Thanks for the tip. The launching pad is this, but you seem to need to subscribe to go much further:
Yes, part of the plan with him, ATK and Cook’s Country. Pay to play, they gotta earn their money somehow.
At the bottom of the weekly Boston Globe recipes from Milk Street/Christopher Kimball is this notice. Of course, not helpful if you are not a Boston Globe subscriber.
“Christopher Kimball is the founder of Milk Street, home to a magazine, school, and radio and television shows. Globe readers get 12 weeks of complete digital access, plus two issues of Milk Street print magazine, for just $1. Go to 177milkstreet.com/globe. Send comments to magazine@globe.com.”
And on the show, the hosts always reference their website for ‘this recipe and more’, but do not say it is free. I subscribed to his mag when it first came out (a charter membership, no less) and it was okay until renewal time came up and then I decided it wasn’t worth it.
Same thing for me, both for ATK when he was there and the Milk St. site. Both seemed big, confusing marketing schemes, which is one of the reasons I lost respect for him. His recipes from Milk Street in the Globe seem slightly more complex and interesting, but I can usually kind more complex and interesting recipes for the same dish elsewhere.
I prefer complex and interesting and freeze leftovers that aren’t eaten a few days! Otherwise I’m good with really fast and easy I improvise.
I have a feeling Kimball has earned plenty of money.
We normally try to hit Oleana two or three times every summer, but didn’t this year for various reasons. Yesterday was such a nice day, though, that we went there a bit before 5 to try to snag a spot in the garden. We needn’t have worried so much. We were the first in line. About 10 minutes later another couple showed up. It took another 10 minutes before others started appearing. But by 5:30 when, with their usual clockwork precision, they unlocked their door the line had stretched onto the street.
It was a year since we were last there and their menu has undergone a significant change. From the small and larger plates division of the last 20-25 years they now have categories: vegetables, fish and meat. The vegetable dishes were called meze, but they were no smaller than the one fish and one meat dishes we tried. A sad casualty of this restructuring is that the deviled eggs have gone.
The food was good, as always, and the felafel continue to burst with flavor. The lamb dolma was, however, wrapped in some very chewy, charred cabbage and the crab brandade under some excellent shrimp was rather lacking in crabby flavor. The best dish of the night was the potato and lentil kubba, showered with tiny, crisp shreds of deep fried carrot.

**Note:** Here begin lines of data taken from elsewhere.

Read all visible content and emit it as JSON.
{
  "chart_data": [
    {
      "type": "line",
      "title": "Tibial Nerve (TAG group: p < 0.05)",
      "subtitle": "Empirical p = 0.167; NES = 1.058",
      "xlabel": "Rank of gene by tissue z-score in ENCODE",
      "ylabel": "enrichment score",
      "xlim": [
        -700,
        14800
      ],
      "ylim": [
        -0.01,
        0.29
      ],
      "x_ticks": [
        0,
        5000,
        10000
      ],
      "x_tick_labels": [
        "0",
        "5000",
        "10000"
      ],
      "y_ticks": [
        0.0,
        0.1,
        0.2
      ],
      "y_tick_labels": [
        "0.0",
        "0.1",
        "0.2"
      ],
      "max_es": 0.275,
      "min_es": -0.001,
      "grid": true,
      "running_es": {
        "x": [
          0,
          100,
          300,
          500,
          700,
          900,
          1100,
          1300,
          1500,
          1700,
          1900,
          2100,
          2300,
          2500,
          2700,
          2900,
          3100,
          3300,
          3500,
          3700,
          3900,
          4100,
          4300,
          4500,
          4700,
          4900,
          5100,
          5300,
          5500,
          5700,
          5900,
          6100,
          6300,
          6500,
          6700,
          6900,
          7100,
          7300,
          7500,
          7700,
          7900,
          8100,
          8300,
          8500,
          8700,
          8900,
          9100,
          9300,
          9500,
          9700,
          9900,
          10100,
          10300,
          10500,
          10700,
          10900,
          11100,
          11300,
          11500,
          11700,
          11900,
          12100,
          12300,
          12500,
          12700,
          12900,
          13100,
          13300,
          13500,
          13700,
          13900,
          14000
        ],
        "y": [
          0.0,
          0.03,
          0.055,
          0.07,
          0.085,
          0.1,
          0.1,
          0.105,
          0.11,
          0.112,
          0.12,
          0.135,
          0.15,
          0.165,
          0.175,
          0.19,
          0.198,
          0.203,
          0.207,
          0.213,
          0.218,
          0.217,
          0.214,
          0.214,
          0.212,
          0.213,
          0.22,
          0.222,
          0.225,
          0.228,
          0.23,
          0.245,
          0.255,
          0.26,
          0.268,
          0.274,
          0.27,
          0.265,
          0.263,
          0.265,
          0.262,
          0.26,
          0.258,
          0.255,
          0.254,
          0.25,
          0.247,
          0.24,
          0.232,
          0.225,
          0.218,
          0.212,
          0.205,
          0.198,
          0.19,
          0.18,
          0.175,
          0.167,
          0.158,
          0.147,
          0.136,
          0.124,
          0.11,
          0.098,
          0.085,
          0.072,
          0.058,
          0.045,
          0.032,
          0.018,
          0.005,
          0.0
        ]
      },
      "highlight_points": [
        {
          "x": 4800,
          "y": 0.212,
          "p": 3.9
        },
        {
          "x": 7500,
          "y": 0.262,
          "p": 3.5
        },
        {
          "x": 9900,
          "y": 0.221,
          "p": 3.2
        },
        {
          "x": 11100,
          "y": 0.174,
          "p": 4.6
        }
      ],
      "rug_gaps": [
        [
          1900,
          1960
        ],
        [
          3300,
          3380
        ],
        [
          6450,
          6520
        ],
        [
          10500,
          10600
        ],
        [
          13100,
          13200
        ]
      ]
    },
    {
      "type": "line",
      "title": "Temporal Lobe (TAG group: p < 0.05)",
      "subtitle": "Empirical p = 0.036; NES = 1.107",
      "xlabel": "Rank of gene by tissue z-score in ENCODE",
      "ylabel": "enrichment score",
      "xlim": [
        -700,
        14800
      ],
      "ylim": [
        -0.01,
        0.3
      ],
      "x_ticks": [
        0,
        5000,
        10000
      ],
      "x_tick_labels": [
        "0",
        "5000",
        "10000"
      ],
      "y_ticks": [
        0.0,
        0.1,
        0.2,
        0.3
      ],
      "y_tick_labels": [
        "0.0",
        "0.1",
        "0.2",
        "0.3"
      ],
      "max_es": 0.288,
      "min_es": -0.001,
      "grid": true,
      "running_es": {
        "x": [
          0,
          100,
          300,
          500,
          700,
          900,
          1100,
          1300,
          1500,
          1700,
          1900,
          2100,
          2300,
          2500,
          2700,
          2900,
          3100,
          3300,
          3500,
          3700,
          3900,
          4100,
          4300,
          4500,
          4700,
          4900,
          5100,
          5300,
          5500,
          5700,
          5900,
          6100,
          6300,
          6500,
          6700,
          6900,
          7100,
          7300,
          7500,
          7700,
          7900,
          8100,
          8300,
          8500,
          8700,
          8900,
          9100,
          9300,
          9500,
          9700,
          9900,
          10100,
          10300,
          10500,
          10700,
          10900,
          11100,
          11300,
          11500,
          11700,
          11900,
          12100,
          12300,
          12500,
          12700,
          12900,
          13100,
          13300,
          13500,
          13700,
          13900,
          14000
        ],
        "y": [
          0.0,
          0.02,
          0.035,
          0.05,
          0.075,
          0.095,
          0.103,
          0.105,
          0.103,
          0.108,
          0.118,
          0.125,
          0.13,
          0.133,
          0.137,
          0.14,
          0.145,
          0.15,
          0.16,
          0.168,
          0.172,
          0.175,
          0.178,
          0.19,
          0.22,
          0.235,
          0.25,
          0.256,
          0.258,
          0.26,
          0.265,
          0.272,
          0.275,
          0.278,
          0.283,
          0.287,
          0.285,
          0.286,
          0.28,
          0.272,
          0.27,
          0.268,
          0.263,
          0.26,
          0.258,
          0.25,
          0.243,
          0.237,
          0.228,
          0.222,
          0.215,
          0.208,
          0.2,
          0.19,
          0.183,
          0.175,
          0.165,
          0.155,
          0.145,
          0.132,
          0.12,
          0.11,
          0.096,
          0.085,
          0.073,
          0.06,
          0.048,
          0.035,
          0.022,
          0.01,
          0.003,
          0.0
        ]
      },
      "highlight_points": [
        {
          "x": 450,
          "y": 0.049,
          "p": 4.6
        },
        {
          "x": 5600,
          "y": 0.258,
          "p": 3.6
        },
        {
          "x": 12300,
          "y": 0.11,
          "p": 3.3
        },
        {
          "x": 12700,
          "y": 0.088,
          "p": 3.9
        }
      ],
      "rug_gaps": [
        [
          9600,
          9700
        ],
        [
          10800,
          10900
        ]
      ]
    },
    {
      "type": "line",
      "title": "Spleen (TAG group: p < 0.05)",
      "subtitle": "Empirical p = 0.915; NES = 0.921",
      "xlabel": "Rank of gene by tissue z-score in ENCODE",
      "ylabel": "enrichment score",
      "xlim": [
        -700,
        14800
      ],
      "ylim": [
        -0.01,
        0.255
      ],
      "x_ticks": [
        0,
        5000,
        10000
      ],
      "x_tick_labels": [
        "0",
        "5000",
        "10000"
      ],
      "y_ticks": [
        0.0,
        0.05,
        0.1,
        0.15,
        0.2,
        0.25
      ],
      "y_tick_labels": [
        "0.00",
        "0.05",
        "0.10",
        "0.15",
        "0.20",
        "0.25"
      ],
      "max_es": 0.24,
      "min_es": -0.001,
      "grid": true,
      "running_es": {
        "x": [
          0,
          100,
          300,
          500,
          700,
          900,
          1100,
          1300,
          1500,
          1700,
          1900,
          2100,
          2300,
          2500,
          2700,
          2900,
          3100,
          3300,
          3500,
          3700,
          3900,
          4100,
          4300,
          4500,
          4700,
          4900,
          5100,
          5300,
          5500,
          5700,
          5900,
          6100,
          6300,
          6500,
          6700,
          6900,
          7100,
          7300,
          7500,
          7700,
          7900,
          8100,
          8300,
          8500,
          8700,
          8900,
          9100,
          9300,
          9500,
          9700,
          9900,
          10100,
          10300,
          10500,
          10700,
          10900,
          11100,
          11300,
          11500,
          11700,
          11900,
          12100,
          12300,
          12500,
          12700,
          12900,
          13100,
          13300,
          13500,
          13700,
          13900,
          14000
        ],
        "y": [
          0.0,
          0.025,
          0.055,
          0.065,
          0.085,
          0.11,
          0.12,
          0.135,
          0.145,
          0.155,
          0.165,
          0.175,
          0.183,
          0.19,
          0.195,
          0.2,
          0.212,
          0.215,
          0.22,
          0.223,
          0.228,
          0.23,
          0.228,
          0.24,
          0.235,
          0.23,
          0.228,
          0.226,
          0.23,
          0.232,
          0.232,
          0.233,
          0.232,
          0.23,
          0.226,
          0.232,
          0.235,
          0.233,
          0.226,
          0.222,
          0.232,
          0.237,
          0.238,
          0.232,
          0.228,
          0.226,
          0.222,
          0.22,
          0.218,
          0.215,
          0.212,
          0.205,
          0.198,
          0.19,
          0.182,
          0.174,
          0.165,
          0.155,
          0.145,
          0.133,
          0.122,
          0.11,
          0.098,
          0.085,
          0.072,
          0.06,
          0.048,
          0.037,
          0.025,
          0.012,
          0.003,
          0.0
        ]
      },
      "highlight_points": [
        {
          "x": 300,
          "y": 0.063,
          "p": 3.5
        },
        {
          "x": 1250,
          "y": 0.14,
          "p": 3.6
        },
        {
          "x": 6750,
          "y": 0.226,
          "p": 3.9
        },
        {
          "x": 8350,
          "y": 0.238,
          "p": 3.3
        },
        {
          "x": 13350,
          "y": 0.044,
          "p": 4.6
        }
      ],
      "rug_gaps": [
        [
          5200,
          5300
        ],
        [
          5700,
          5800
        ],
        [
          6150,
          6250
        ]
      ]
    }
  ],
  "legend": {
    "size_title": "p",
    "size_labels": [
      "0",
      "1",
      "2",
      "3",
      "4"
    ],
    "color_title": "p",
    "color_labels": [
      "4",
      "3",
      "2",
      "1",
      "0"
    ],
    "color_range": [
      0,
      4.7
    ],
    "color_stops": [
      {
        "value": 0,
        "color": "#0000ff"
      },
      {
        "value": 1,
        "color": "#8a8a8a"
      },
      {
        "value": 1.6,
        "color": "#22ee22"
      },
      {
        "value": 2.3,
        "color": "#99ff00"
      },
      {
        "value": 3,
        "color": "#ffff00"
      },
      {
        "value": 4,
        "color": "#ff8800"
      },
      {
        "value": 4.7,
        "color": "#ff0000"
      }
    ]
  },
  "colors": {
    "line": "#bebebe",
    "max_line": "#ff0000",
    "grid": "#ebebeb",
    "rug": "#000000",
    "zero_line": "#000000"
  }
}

The pacing of the meals is now also different. In the past they brought out dishes as they were prepared. They’d make a batch of felafel, then bring out plates to everybody who’d ordered that dish. Similarly the Sultan’s Delight, etc. Now they seem to be deliberately trying to course things out. First the veg, then the fish, then the meat. That meant that though we were the first to be seated, we were the last diners in the garden to get any food. All the other tables had ordered either bread or a salad and in the current pecking order those emerge first. After 15 minutes, we flagged down a server and asked for bread (which was brought instantly).
Still, glitches and all, it’s such a lovely place to eat.
That sounds like an improvement - serving when a dish is ready often leads to table “overload” and warm dishes getting cold fast
It would be an improvement if they did it right (or warned you that everything you’ve ordered will take time). They now seem to have a hybrid situation where the kitchen still makes one or two things at a time, and brings them out to everybody who ordered them, while still coursing. We were not warned that our lightest dish – the felafel – was the next table’s heaviest, and that we’d have to wait to start eating.
Still I agree with the table overload issue of yesteryear. But in yesteryear we were faster eaters and would inhale dishes as they arrived.
Let me add that the za’atar bread (still the same 5-star quality after all these years) now comes with a fantastic, ethereal, whipped pumpkin&lentil puree. Get it. (And not only because it comes quickly.)
We are (reluctantly) going to be giving up a table for 6 at Oleana for this Saturday – if anyone has interest in it, I can try to figure out to time the cancellation or call the restaurant to swap names.
So sorry to hear you are missing this. I’d love to try to round up a group of 6 to take it, but we have other plans for Saturday. Thanks for offering!